Menurut Johan, penetapan Machfud sebagai tersangka dilakukan para penyidik setelah gelar perkara pada 3 November lalu. "Kami sudah memiliki dua alat bukti yang cukup untuk menetapkan MS (Machfud Suroso) jadi tersangka," ujar dia. KPK kemudian mengeluarkan surat perintah penyidikan pada keesokan harinya.
KPK menetapkan Machfud sebagai tersangka baru karena diduga melanggar Pasal 2 ayat 2 atau Pasal 3 Undang-Undang tentang Pemberantasan Tindak Pidana Korupsi juncto Pasal 55 ayat 1 ke-1 Kitab Undang-Undang Hukum Pidana. Menurut KPK, Machfud diuntungkan dalam pengerjaan pembangunan sarana dan prasarana Hambalang, yang merugikan negara hingga Rp 463 miliar.
Dalam akta PT Dutasari tertanggal 30 Januari 2008, Athiyyah tercatat memiliki 1.650 saham dan menjabat sebagai komisaris. Pengacara Firman Wijaya memastikan Athiyyah tak lagi duduk pada posisi komisaris PT Dutasari sejak awal 2009. Athiyyah, kata Firman, telah mengundurkan diri sebelum proyek Hambalang dikerjakan pada 2011.
Tidak tercantumnya nama Athiyyah Laila dalam akta notaris perusahaan PT Dutasari Citralaras diduga untuk menghilangkan kaitan antara Athiyyah dengan proyek Hambalang.
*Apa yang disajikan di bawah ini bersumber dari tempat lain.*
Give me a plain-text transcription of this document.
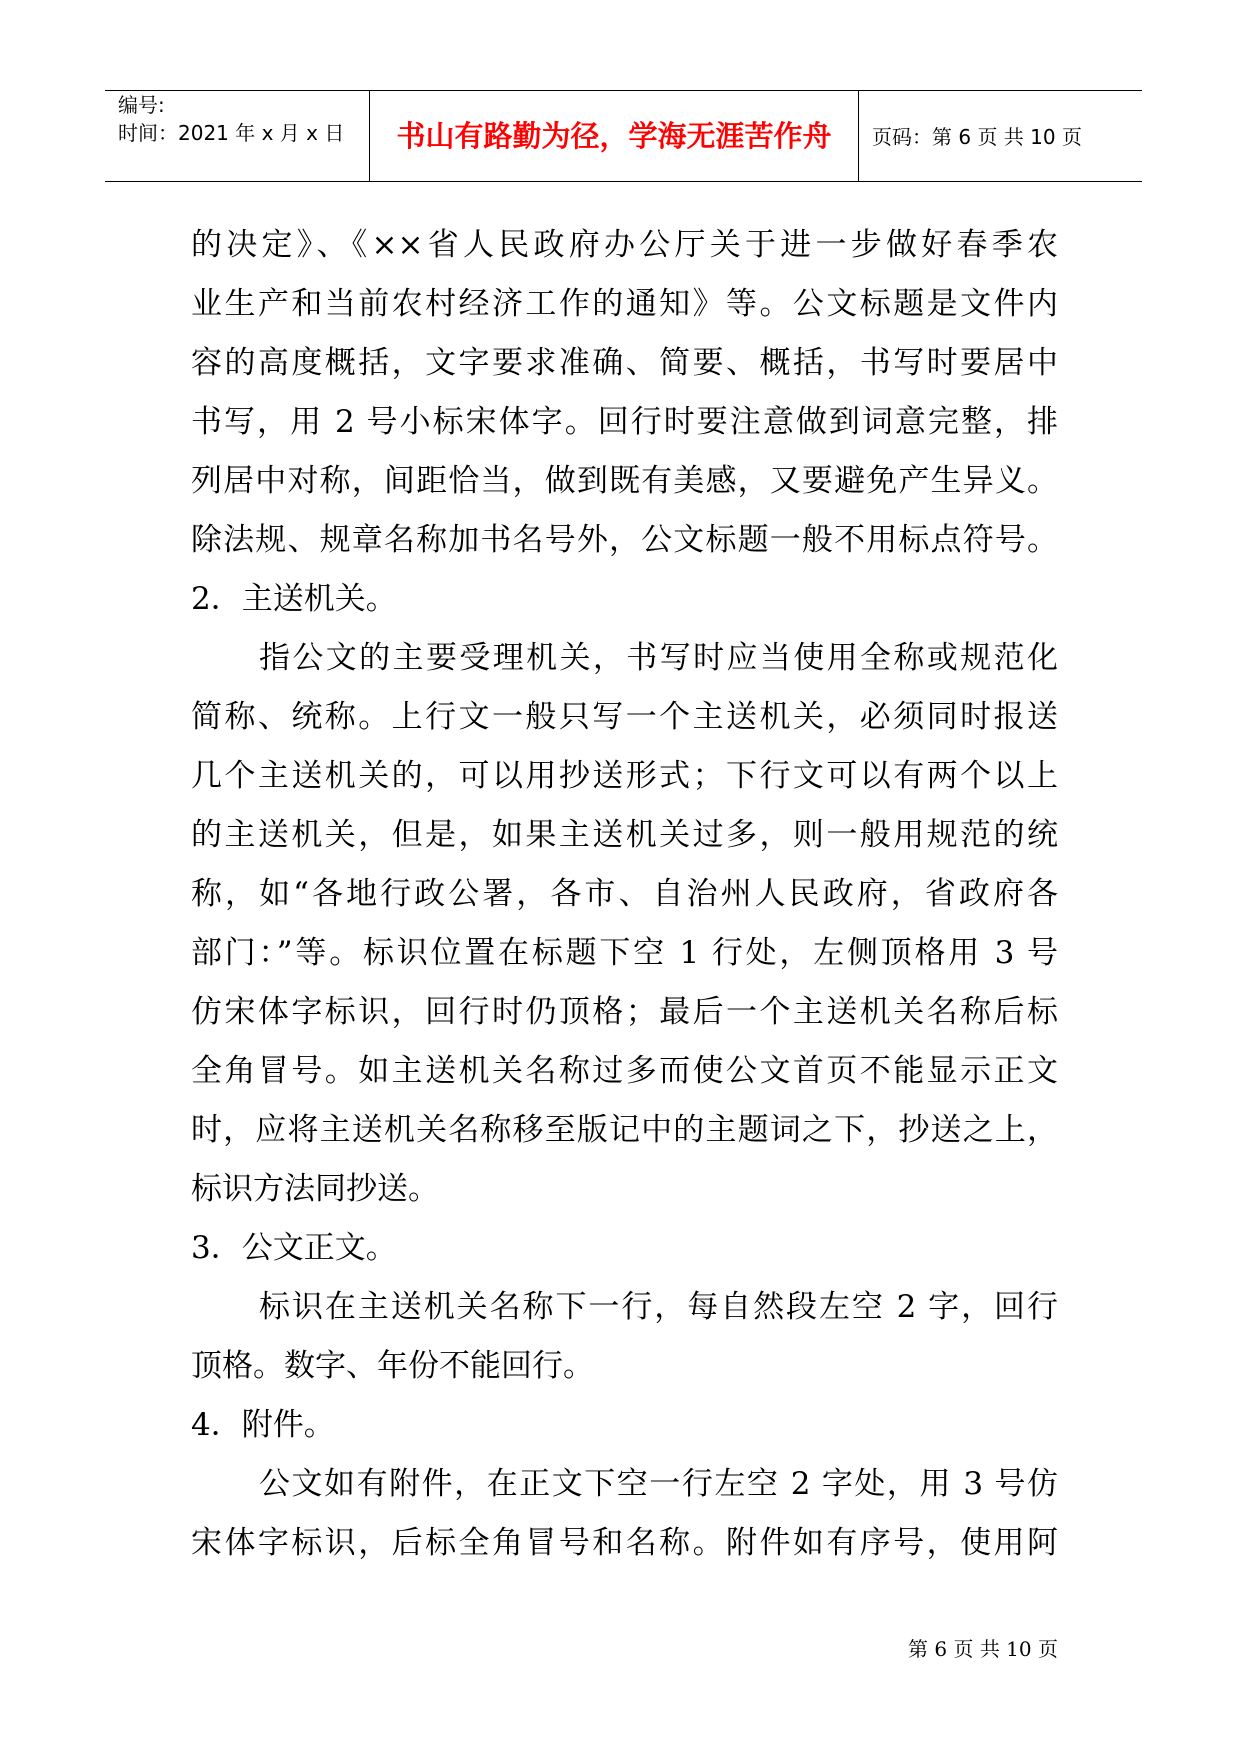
编号:
时间：2021 年 x 月 x 日	书山有路勤为径，学海无涯苦作舟	页码：第 6 页 共 10 页
的决定》、《××省人民政府办公厅关于进一步做好春季农
业生产和当前农村经济工作的通知》等。公文标题是文件内
容的高度概括，文字要求准确、简要、概括，书写时要居中
书写，用 2 号小标宋体字。回行时要注意做到词意完整，排
列居中对称，间距恰当，做到既有美感，又要避免产生异义。
除法规、规章名称加书名号外，公文标题一般不用标点符号。
2．主送机关。
指公文的主要受理机关，书写时应当使用全称或规范化
简称、统称。上行文一般只写一个主送机关，必须同时报送
几个主送机关的，可以用抄送形式；下行文可以有两个以上
的主送机关，但是，如果主送机关过多，则一般用规范的统
称，如“各地行政公署，各市、自治州人民政府，省政府各
部门：”等。标识位置在标题下空 1 行处，左侧顶格用 3 号
仿宋体字标识，回行时仍顶格；最后一个主送机关名称后标
全角冒号。如主送机关名称过多而使公文首页不能显示正文
时，应将主送机关名称移至版记中的主题词之下，抄送之上，
标识方法同抄送。
3．公文正文。
标识在主送机关名称下一行，每自然段左空 2 字，回行
顶格。数字、年份不能回行。
4．附件。
公文如有附件，在正文下空一行左空 2 字处，用 3 号仿
宋体字标识，后标全角冒号和名称。附件如有序号，使用阿
第 6 页 共 10 页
Dugaan ini tertulis dalam audit Hambalang tahap II dari Badan Pemeriksa Keuangan. Dalam audit itu disebutkan Direktur PT Dutasari Roni Wijaya pada 2011 mengaku diminta Machfud mengubah akte perusahaan,sehingga nama Athiyyah tidak tercantum lagi sebagai komisaris.